Ve bu mücadelede kavramlar, silahlar kadar önemli midir?

Kesinlikle! Hatta daha önemlidir.

Türkiye’nin bu süreçte öneminden bahsettiniz, kitapta da bunu vurguluyorsunuz… Ve özellikle işaret ediyorsunuz, Türkiye’nin bir kuşatma altında olduğunu. Bu bağlamda iki sorum olacak. Bu kuşatma ne zaman başladı; Fırat Kalkanı ve Zeytin Dalı operasyonlarıyla bu kuşatma kırılabildi mi?

Osmanlı siyasi otoritesi dağıldıktan sonra kurulan Türkiye Cumhuriyeti aslında rehin alınmış bir devlettir. Özellikle 1950lerden sonra Atlantik eksenine demir atmış, iç politikalarından ekonomik politikalarına, devlet sisteminden istihbaratına, uluslararası ilişkilerinden bölge ile ilişkilerine, yakınlıklarına kadar tamamı Atlantik ekseni tarafından dizayn edilmiştir. Avrupa ve Amerika tarafından tanımlanmıştır. Türkiye’nin şu anki mücadelesi bu eksenden bu vesayetten kurtulma mücadelesidir. Bu yeni bir İstiklal savaşıdır. Biz bu mücadeleyi vermeye başladığımız an eski dostlarımızın, müttefiklerimizin tamamı Türkiye karşıtı oldu. Amerika, Almanya, İngiltere, Fransa hepsi… Türkiye’nin karşısına dikildi ve Türkiye’ye yönelik terör örgütlerini bile açıktan desteklemeye başladılar.

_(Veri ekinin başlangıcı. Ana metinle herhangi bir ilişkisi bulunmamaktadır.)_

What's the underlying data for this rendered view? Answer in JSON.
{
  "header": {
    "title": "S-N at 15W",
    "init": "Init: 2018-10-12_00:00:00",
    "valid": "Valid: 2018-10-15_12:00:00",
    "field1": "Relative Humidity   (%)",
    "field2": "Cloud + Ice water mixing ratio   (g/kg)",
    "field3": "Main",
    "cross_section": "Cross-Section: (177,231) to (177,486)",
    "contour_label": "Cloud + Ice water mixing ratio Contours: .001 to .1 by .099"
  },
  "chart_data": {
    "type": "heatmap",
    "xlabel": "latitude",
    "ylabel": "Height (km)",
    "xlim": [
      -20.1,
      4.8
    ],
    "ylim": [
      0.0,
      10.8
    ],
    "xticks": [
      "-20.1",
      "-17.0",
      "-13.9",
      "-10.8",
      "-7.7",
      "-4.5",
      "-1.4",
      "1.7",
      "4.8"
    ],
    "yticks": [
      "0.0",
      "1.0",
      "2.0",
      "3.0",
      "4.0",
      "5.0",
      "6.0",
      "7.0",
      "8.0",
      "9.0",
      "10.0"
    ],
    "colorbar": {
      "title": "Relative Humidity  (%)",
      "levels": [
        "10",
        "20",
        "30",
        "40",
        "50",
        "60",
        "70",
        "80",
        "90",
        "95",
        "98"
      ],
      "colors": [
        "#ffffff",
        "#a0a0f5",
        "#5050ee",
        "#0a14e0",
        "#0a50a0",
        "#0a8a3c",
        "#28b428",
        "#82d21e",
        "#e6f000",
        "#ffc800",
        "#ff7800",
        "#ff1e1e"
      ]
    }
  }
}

Neden? Çünkü Türkiye’nin kaderiyle, mücadelesiyle coğrafyanın mücadelesi aynıdır. Türkiye kontrolden çıktığı zaman coğrafya da kontrolden çıkar. Türkiye’yi kaybeden bütün coğrafyayı kaybedecek. Ve Türkiye kendi bağımsız duruşuna ulaşırsa –ki ulaşacak Allah’ın izniyle- Batılıların 100, 200 yıllık coğrafya denetimi sona erecek. Bu büyük bir kavga. Biz bunu gördük. 15 Temmuz’da bizi içeriden vurmaya çalıştılar. İşgal girişimleri başladı. Ve bunlar olmayınca bizi İran sınırından Akdeniz’e kadar kuşatmaya, çevrelemeye başladılar. Fırat Kalkanı ve Afrin operasyonları, bu büyük, çok uluslu kuşatmayı yarma girişimleridir. Biz artık savunmada olmayacağız. Türkiye klasik savunma yöntemlerini terk etti ve taarruz yöntemlerine geçti. Biz asla tehditleri sınırlarımızda karşılamayacağız artık. Başladığı yerde karşılayacağız. Bu anlamda dünya Türkiye’de taarruza dayalı bir savunma sistemi görecek. Fırat Kalkanı bunun ilk örneğidir, Afrin operasyonu ikinci örneğidir. Ve göreceksiniz, Fırat’ın doğusundan İran sınırına kadar, Irak’ın kuzeyinde aynı şey devam edecektir. Bunu bütün dünya da görecek.

Kazanacak mıyız?

Biz kazanacağız. Tarih döndü. Bunu herkesin çok iyi okuması lazım. Batı duraklama dönemine girdi. Doğu yükseliş dönemine girdi. Batı’nın bazı devletleri de çöküş dönemine girdi. Tam bu kritik zamanda biz büyük bir yükseliş dönemine girdik. Çünkü tarihin belirli evrelerine dikkat edin. Bazı milletler çöker, sonra tekrar ayağa kalkar. Bizim için Birinci Dünya Savaşı artık bugün bitti. Bizim için yeni bir yükseliş tarihi başladı. Dünyada öyle büyük kavgalar kopacak ki Batı tek başına bize müdahale etme fırsatı bulamayacak. Çünkü kendi içinde kavgalara tutulacak. Çin, Rusya, Avrupa ve Amerika arasında olağanüstü bir örtülü savaş yaşanıyor. Bunun nerede, hangi coğrafyada nasıl patlayacağını kimse öngöremez, bilemez ama bu patlayacak. Belki Doğu Avrupa’da, Baltıklarda patlayacak belki Doğu Asya’da, Pasifik’te belki de Avrupa’nın kendi içinde… Biz, bu konjonktürü kullanıyoruz. Bu bize olağan üstü bir hareket alanı sağlıyor. Dolayısıyla tarih bir kez döndüğü zaman öyle 3-5 yılda dönmez tekrar; yüzyıllar sürer. Bu bizim için yeni bir dönüş oldu. Bu yükseliş dönemi bizden sonraki kuşaklarla da devam edecek. O yüzden benim hiç tereddüttüm yok. Kazanacağız!